Адольф сорвался на крик – значит удар попал в цель.

– По праву человека, который вами восхищается. Нет, не так. Который восхищается своим учителем, но еще больше восхищается тридцатилетним художником, подписывавшимся «Адольф Г».

Адольф ощутил странное волнение. Ему казалось, что сейчас вернется Одиннадцать-Тридцать, прибежит и бросится ему на шею.

Генрих повернулся, чтобы уйти, бросив напоследок:

– Я не могу простить моему учителю, что он убил художника.

* * *

«Один народ, один рейх, один вождь!»

Гитлер ехал по мостику в своем родном городке, тому самому, который до сего дня обозначал границу между Германией и Австрией, а отныне был всего лишь дорогой внутри одной страны. Весело звонили церковные колокола, тысячи ликующих людей стояли по обе стороны улицы. Ему бросали цветы, конфеты, серпантин, фанфары играли гимн, к нему подносили на руках самых красивых детей.

Гитлер только что захватил Австрию, и его встречали как спасителя. Браунау-ам-Инн, аккуратный городок на границе Германии и Австрии, где он появился на свет и выносил мысль, что нельзя разделять две страны, с гордостью приветствовал своего великого уроженца.

– Хотите остановиться здесь, мой фюрер? – спросил генерал фон Бок, сидевший рядом с диктатором в «мерседесе» и тронутый до слез народным ликованием.

– Нет, – сухо ответил Гитлер, – это чисто символический визит.

На самом деле Гитлер совершенно не помнил Браунау-ам-Инн и больше всего боялся встречи с людьми, которые помнили, а значит, имели над ним превосходство. И потом, не надо путать – он не местная знаменитость, но звезда мировой величины: он не завоевал Браунау-ам-Инн – он покорил Австрию.

Кортеж продолжил свой триумфальный путь до Линца.

Вот там Гитлер по-настоящему растрогался. Он всегда предпочитал Линц Вене, потому что в этом городе был счастлив с матерью. Когда в сумерках плотная влюбленная толпа приветствовала его на рыночной площади криками «Хайль!» и «Один народ, один рейх, один вождь!», он почувствовал, как по его щекам потекли слезы и промочили жесткий воротничок.

С балкона Ратуши он выплеснул весь свой мистический темперамент.

– Теперь я знаю, что был избран Провидением, чтобы привести мою родину в лоно немецкого рейха! Вы – первые свидетели, что я свою миссию выполнил.

Толпа так бушевала от восторга, что Гитлер решил отложить отъезд в Вену и задержаться на день в Линце.

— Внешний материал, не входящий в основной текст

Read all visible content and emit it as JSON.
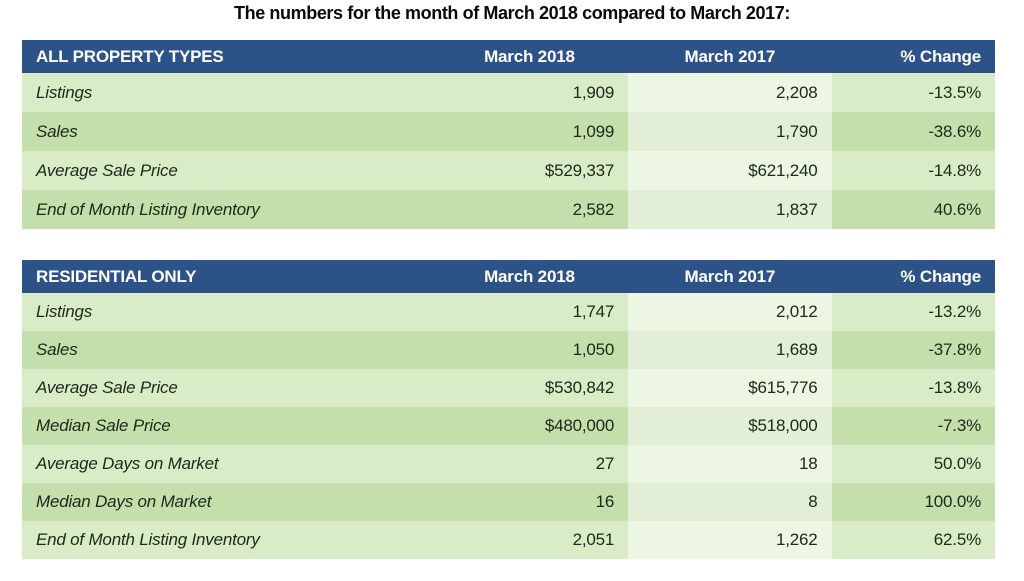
{
  "page": {
    "title": "The numbers for the month of March 2018 compared to March 2017:"
  },
  "colors": {
    "header_bg": "#2d5288",
    "row_light": "#d9ecc7",
    "row_dark": "#c4dfac",
    "header_text": "#ffffff",
    "body_text": "#202a1a"
  },
  "tables": [
    {
      "header": {
        "label": "ALL PROPERTY TYPES",
        "col_2018": "March 2018",
        "col_2017": "March 2017",
        "col_change": "% Change"
      },
      "rows": [
        {
          "label": "Listings",
          "march_2018": "1,909",
          "march_2017": "2,208",
          "pct_change": "-13.5%"
        },
        {
          "label": "Sales",
          "march_2018": "1,099",
          "march_2017": "1,790",
          "pct_change": "-38.6%"
        },
        {
          "label": "Average Sale Price",
          "march_2018": "$529,337",
          "march_2017": "$621,240",
          "pct_change": "-14.8%"
        },
        {
          "label": "End of Month Listing Inventory",
          "march_2018": "2,582",
          "march_2017": "1,837",
          "pct_change": "40.6%"
        }
      ]
    },
    {
      "header": {
        "label": "RESIDENTIAL ONLY",
        "col_2018": "March 2018",
        "col_2017": "March 2017",
        "col_change": "% Change"
      },
      "rows": [
        {
          "label": "Listings",
          "march_2018": "1,747",
          "march_2017": "2,012",
          "pct_change": "-13.2%"
        },
        {
          "label": "Sales",
          "march_2018": "1,050",
          "march_2017": "1,689",
          "pct_change": "-37.8%"
        },
        {
          "label": "Average Sale Price",
          "march_2018": "$530,842",
          "march_2017": "$615,776",
          "pct_change": "-13.8%"
        },
        {
          "label": "Median Sale Price",
          "march_2018": "$480,000",
          "march_2017": "$518,000",
          "pct_change": "-7.3%"
        },
        {
          "label": "Average Days on Market",
          "march_2018": "27",
          "march_2017": "18",
          "pct_change": "50.0%"
        },
        {
          "label": "Median Days on Market",
          "march_2018": "16",
          "march_2017": "8",
          "pct_change": "100.0%"
        },
        {
          "label": "End of Month Listing Inventory",
          "march_2018": "2,051",
          "march_2017": "1,262",
          "pct_change": "62.5%"
        }
      ]
    }
  ],
  "chart_data": [
    {
      "type": "table",
      "title": "ALL PROPERTY TYPES",
      "columns": [
        "March 2018",
        "March 2017",
        "% Change"
      ],
      "rows": [
        {
          "metric": "Listings",
          "march_2018": 1909,
          "march_2017": 2208,
          "pct_change": -13.5
        },
        {
          "metric": "Sales",
          "march_2018": 1099,
          "march_2017": 1790,
          "pct_change": -38.6
        },
        {
          "metric": "Average Sale Price",
          "march_2018": 529337,
          "march_2017": 621240,
          "pct_change": -14.8
        },
        {
          "metric": "End of Month Listing Inventory",
          "march_2018": 2582,
          "march_2017": 1837,
          "pct_change": 40.6
        }
      ]
    },
    {
      "type": "table",
      "title": "RESIDENTIAL ONLY",
      "columns": [
        "March 2018",
        "March 2017",
        "% Change"
      ],
      "rows": [
        {
          "metric": "Listings",
          "march_2018": 1747,
          "march_2017": 2012,
          "pct_change": -13.2
        },
        {
          "metric": "Sales",
          "march_2018": 1050,
          "march_2017": 1689,
          "pct_change": -37.8
        },
        {
          "metric": "Average Sale Price",
          "march_2018": 530842,
          "march_2017": 615776,
          "pct_change": -13.8
        },
        {
          "metric": "Median Sale Price",
          "march_2018": 480000,
          "march_2017": 518000,
          "pct_change": -7.3
        },
        {
          "metric": "Average Days on Market",
          "march_2018": 27,
          "march_2017": 18,
          "pct_change": 50.0
        },
        {
          "metric": "Median Days on Market",
          "march_2018": 16,
          "march_2017": 8,
          "pct_change": 100.0
        },
        {
          "metric": "End of Month Listing Inventory",
          "march_2018": 2051,
          "march_2017": 1262,
          "pct_change": 62.5
        }
      ]
    }
  ]
}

Ночью в отеле «Вайнцингер» он не мог уснуть, несмотря на медленное, гипнотическое течение Дуная, к которому были прикованы его глаза. Это было так просто. Великобритания и Франция пусть утрутся! Я получил Австрию одними угрозами. Без единого выстрела. Значит, я в своем законном праве. Все не советовали мне рисковать. Я действовал по своему разумению. И я был прав. Отныне никого больше не буду слушать. Завтра я пойду на могилу родителей. Это будет прекрасно. Геббельс обещал мне фотографов и кинокамеры. Да, прекрасная картина – покорить Австрию с букетом цветов. Решительно, все идиоты, трусы, болваны. Никого больше не слушать. Никогда.

Завтрашний день выглядел подогретым блюдом, ибо Гитлер так явственно представил себе все ночью, что реальность его разочаровала. Он не ощутил никаких эмоций, придя на семейную могилу; сыграл перед репортерами, как немой актер, панически боясь, что будет неубедителен, и был вынужден потом терпеть радость и воспоминания окружающих; он чувствовал себя точно выжатый лимон.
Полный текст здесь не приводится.